And let me commend to such a one Ezekiel 20 in particular.
The elders of Israel come to Ezekiel to inquire of the Lord, but the Lord refuses to hear them because of the abominations of their fathers (20:4). And Yahweh proceeds to review their history, the history of their fathers, beginning with when He raised His hand and swore an oath to bring Israel out of Egypt to a land flowing with milk and honey (20:5-6). God says that when He came to Israel to deliver them, He came to call them to repentance: “Then I said to them, ‘Each of you, throw away the abominations which are before his eyes, and do not defile yourselves with the idols of Egypt'” (20:7). But the Israelites in Egypt did not obey God’s call to repentance in Egypt. They rebelled against Yahweh, did not cast away their abominations, and did not forsake their idols. And therefore God determined to pour out His fury upon them in the midst of Egypt (20:8).
This is striking. We have hints that all is not well in Egypt in the Exodus account. And much later in Joshua’s farewell speech, he is urging Israel to put away the gods they used to serve in Egypt. But here in Ezekiel, the depths of Israel’s sin and rebellion are exposed. And this makes sense given how Israel so quickly wants to return to Egypt, given how hard hearted and unbelieving they are in the wilderness. Israel was not a poor, oppressed people having fallen innocently under the thumb of an evil tyrant. The Pharaoh did not know Yahweh because Israel had forgotten Yahweh. What becomes an endless cycle in the Judges era (forgetting Yahweh, serving other gods, falling into slavery, crying out for deliverance, etc.) seems to be the very pattern at work in Egypt.
It seems damning that even when Israel cries out and groans because of the hard bondage in Egypt, they do not even explicitly address their cries to God. Their cries come up to God; He hears their cries and sees their bondage and sorrow (Ex. 2:23-24, 3:7, 9). But they do not appear to be crying out to God directly, and given Ezekiel’s version of the events, it seems even more likely that they were not crying out to God. Of course we know that there were some faithful still in Egypt (the midwives, Moses’ family), but the vast majority are apparently serving idols, performing abominations, and rebelling against Yahweh. And apparently they continued in these actions even after Moses had come to them and declared God’s intentions.

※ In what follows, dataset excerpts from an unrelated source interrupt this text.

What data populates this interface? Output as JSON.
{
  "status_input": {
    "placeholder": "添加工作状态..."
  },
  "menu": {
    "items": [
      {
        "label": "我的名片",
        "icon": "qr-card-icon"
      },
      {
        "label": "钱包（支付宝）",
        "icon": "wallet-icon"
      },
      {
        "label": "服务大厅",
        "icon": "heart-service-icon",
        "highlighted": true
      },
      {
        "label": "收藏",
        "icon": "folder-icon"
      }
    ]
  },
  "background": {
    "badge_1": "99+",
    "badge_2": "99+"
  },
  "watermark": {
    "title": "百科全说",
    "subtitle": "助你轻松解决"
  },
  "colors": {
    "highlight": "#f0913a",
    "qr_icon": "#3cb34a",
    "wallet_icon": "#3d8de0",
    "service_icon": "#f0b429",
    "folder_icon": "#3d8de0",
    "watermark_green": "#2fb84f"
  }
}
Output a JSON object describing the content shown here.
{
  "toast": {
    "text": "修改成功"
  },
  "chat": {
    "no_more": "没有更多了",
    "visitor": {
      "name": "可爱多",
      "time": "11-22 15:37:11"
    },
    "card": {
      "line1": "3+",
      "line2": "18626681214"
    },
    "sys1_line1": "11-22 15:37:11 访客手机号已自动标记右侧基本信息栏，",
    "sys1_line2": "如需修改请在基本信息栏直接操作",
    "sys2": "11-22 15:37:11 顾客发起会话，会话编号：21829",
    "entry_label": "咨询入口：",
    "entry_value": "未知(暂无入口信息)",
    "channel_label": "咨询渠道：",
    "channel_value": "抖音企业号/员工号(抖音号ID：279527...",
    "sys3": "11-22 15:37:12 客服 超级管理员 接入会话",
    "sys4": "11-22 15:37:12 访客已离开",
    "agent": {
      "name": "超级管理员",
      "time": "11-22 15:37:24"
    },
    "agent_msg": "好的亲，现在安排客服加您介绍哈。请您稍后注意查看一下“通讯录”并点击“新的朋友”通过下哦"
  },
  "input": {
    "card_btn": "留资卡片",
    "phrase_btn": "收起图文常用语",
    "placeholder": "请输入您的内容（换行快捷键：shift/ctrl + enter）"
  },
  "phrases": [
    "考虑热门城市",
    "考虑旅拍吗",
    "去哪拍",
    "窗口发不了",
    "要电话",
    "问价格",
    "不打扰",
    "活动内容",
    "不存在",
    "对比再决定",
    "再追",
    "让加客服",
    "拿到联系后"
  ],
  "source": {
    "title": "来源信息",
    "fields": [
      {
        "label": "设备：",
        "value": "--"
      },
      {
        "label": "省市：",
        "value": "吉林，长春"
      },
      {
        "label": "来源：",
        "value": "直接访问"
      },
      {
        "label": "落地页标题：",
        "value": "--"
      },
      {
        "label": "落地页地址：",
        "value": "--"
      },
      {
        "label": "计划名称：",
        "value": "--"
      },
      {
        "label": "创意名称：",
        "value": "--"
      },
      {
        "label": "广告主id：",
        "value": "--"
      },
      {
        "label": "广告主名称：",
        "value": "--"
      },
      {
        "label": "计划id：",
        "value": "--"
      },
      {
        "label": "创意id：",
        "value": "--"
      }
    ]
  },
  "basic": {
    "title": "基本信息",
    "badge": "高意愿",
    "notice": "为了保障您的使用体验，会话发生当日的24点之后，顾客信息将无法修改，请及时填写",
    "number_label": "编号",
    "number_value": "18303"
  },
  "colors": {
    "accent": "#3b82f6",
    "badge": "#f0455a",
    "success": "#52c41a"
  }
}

This means that the plagues on Egypt are not only for the Egyptians. God’s fury is being poured out on all of the idolaters, Egyptian and Israelite. When Moses struck the waters and they turned to blood, blood filled the entire land of Egypt. And there does not seem to be any indication that Goshen was exempt. In fact all three of the first plagues are apparently universal in the “land of Egypt.” The blood, the frogs, and the lice are presented without indication of distinction between Israelites or Egyptians. It is only in the fourth plague that a distinction is made (8:22-23), and while the distinction is not explicitly referenced in every plague following (it’s missing in the sixth and eighth plagues), it is recurring otherwise, suggesting that only the first three were universal and then God began making a difference. The final plague, however, is a potential threat to everyone. Only those who find refuge in houses covered in the blood of the Passover lamb are safe from the Destroyer of the firstborn.
But these plagues are the fury of God not merely on Egypt; Ezekiel says that God was pouring out His anger on Israel. But God did not destroy Israel in Egypt for His name’s sake, so that His name would not be profaned in the midst of the gentiles (Ez. 20:9). Clearly, this is the same God who acted in Christ to reconcile His enemies to Himself. While we were still dead in our sins, while were still enemies, Christ died for us. While Israel was still dead in slavery to idols, God brought them out of Egypt with a mighty hand, providing forgiveness through the lambs that were slain, spotless sons, pointing forward to the Perfect Son, the Lamb of God who takes away the sins of the world.